ひょいと下を見ると、近所のおかみさんたちが大あわてで洗濯物を取り入れています。
道を歩いていた人も、あわてて家の軒下にもぐります。
「さて、ばあさんはどうしているかな?」
自分の家に目をやると、おばあさんはむしろに干した豆を急いでしまっているところでした。
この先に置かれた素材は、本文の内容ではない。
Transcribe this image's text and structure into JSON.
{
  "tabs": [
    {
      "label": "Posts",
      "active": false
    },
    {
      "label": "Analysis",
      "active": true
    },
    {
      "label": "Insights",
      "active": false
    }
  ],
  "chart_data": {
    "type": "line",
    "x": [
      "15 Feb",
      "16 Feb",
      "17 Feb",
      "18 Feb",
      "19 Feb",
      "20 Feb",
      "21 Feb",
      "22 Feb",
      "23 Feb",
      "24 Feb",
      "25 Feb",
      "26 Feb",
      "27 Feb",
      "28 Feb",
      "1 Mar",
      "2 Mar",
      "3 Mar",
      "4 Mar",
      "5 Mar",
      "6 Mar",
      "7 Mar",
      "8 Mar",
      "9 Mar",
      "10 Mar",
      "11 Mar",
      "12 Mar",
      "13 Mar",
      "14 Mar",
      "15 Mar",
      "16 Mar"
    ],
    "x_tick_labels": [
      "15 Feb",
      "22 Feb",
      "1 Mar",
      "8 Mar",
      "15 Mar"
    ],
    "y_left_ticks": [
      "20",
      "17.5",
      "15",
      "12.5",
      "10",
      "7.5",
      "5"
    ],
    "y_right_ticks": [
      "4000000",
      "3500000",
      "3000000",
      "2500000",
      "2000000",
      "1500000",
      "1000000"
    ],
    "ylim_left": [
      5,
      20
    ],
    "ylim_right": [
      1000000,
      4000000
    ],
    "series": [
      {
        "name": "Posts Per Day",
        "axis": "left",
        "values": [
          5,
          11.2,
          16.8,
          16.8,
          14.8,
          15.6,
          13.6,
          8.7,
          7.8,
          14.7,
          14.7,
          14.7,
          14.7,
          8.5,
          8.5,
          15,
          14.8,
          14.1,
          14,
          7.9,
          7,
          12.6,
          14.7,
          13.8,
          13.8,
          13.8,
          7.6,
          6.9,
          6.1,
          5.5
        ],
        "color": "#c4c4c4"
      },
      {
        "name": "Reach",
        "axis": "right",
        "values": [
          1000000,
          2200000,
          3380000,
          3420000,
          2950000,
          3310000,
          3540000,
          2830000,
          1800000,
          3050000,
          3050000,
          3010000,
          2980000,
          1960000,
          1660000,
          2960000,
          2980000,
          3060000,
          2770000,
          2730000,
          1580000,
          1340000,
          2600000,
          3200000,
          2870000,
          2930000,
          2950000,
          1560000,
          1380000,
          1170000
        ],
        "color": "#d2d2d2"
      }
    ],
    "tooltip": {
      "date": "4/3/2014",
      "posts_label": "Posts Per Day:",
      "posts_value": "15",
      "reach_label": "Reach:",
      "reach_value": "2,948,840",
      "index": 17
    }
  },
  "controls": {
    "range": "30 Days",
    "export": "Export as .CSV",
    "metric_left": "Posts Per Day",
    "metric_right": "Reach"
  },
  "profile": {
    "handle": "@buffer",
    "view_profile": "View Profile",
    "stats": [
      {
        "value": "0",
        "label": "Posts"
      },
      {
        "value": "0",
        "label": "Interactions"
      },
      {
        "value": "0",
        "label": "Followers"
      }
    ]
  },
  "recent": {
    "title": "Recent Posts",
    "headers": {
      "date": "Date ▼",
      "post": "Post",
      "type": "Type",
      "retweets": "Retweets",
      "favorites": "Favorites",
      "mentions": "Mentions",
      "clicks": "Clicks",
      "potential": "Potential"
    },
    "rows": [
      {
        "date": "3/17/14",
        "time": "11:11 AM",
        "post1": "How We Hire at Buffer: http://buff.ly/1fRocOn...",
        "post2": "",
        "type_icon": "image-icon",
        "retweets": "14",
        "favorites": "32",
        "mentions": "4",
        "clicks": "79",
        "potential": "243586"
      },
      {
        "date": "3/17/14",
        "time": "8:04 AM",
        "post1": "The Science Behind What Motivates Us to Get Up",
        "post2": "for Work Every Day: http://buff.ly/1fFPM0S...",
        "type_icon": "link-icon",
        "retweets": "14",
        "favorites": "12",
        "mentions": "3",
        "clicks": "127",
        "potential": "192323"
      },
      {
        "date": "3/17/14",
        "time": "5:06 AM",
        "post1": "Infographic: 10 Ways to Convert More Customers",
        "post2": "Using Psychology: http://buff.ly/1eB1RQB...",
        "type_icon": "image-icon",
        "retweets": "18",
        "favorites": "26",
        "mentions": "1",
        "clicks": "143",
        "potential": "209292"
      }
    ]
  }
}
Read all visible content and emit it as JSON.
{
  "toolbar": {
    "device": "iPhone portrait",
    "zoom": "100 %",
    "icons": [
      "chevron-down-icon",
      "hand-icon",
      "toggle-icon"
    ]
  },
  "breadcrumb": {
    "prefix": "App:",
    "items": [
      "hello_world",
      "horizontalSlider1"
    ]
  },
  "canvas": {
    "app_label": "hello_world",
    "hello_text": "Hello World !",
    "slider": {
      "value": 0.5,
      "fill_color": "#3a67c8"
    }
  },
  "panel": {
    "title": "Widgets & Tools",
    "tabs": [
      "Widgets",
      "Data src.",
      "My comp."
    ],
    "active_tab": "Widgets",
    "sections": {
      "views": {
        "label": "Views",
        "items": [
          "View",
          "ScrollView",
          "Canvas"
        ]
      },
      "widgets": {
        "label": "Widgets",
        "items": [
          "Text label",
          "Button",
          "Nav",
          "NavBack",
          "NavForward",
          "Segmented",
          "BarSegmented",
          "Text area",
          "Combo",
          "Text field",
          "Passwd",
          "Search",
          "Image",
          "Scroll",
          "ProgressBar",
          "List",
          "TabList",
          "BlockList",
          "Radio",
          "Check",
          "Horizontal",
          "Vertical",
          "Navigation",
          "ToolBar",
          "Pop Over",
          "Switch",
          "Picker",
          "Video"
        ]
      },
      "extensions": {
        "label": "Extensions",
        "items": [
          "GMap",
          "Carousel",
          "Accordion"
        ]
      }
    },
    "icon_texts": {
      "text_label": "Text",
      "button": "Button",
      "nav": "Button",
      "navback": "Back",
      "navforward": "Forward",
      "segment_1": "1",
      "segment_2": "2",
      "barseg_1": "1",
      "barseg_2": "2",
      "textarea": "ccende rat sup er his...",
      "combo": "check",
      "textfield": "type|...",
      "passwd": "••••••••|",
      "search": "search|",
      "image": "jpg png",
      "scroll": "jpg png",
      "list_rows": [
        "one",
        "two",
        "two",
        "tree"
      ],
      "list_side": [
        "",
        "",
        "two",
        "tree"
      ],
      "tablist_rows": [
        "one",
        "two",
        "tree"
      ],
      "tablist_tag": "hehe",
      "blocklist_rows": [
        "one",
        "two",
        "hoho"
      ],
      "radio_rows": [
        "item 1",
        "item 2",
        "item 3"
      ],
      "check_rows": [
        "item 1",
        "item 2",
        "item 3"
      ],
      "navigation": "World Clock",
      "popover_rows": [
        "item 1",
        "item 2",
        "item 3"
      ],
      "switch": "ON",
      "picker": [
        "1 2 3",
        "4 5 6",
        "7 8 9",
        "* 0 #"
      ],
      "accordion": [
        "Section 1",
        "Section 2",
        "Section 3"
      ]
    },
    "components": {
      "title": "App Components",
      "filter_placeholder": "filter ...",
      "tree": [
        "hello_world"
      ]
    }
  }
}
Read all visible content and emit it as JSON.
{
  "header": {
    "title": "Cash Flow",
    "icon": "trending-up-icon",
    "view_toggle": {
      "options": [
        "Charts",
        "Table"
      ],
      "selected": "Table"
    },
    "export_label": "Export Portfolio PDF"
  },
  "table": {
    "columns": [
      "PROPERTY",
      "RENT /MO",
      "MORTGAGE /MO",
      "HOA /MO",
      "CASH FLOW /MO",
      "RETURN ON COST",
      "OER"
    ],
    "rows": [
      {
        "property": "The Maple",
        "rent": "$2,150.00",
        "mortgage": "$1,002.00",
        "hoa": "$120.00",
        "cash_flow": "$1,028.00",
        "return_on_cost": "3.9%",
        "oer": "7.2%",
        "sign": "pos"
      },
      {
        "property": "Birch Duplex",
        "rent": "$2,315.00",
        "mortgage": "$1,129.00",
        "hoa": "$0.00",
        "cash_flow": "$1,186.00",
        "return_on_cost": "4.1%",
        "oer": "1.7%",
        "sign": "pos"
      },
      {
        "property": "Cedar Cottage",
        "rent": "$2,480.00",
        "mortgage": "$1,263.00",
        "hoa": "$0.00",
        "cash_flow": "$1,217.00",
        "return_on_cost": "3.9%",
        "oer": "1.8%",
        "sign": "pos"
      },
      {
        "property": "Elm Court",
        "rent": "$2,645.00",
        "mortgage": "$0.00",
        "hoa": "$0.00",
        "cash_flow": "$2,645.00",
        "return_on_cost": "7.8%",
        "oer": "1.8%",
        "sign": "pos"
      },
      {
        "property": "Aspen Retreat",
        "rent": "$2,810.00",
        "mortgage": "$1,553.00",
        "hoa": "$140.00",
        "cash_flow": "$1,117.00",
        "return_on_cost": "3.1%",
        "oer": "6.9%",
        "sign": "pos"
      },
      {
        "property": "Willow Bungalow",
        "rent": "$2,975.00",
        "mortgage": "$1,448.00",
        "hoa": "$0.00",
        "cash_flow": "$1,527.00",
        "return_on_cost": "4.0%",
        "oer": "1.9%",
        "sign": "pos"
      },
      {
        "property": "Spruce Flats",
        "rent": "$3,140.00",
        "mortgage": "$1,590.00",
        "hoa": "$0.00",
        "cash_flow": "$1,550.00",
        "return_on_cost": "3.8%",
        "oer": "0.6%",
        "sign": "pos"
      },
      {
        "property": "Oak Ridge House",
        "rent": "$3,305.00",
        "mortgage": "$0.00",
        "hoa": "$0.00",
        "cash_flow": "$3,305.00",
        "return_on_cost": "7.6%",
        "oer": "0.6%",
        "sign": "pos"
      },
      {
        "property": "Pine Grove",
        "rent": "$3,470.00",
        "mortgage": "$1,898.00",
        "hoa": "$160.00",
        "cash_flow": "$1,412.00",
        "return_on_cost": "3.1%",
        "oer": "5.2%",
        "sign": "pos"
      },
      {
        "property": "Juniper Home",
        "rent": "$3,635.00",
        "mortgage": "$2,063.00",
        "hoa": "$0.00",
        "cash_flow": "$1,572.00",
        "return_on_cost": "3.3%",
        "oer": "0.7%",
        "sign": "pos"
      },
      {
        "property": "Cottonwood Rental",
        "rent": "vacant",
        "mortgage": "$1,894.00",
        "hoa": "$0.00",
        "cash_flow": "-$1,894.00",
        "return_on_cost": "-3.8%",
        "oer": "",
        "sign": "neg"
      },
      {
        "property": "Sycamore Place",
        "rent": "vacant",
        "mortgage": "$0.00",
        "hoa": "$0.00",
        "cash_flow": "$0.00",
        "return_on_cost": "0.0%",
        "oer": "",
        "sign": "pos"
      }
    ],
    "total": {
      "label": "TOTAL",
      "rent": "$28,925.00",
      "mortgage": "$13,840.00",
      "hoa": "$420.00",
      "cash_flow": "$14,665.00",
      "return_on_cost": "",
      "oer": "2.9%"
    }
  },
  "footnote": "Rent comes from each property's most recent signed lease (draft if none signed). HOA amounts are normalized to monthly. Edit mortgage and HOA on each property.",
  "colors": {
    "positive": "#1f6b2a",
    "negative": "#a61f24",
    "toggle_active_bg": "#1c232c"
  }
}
「し、しまった。ほれほればあさん、早く豆をしまわないと豆がだめになってしまうぞ!」
おじいさんは、思わず大声でどなりました。
「ほれ、何をぐずぐずしている。早く早く、・・・あっ、転びおった」
おばあさんが転んで、むしろから豆が飛び散りました。
「だからいつも、ちゃんと前を見ろと言っているだろう。ほれほれ、はやく豆をひろって!」
おじいさんが大声でわめいていると、誰かに頭をたたかれました。
ペシン!
「あれ? ここはどこだ?」
なんと目の前には、おばあさんがこわい顔で立っていたのです。
「おじいさん、何をねぼけているんですか! まったく、いい年してみっともない!」
「へっ? ・・・今のは夢か」
昼寝をしていたおじいさんがあわてて飛び起きると、何とまわりはおしっこだらけです。
「し、しまった。雨ではなくて、しょうべんを降らせていたのか」
おねしょをしてしまったおじいさんは、恥ずかしそうに頭をかきました。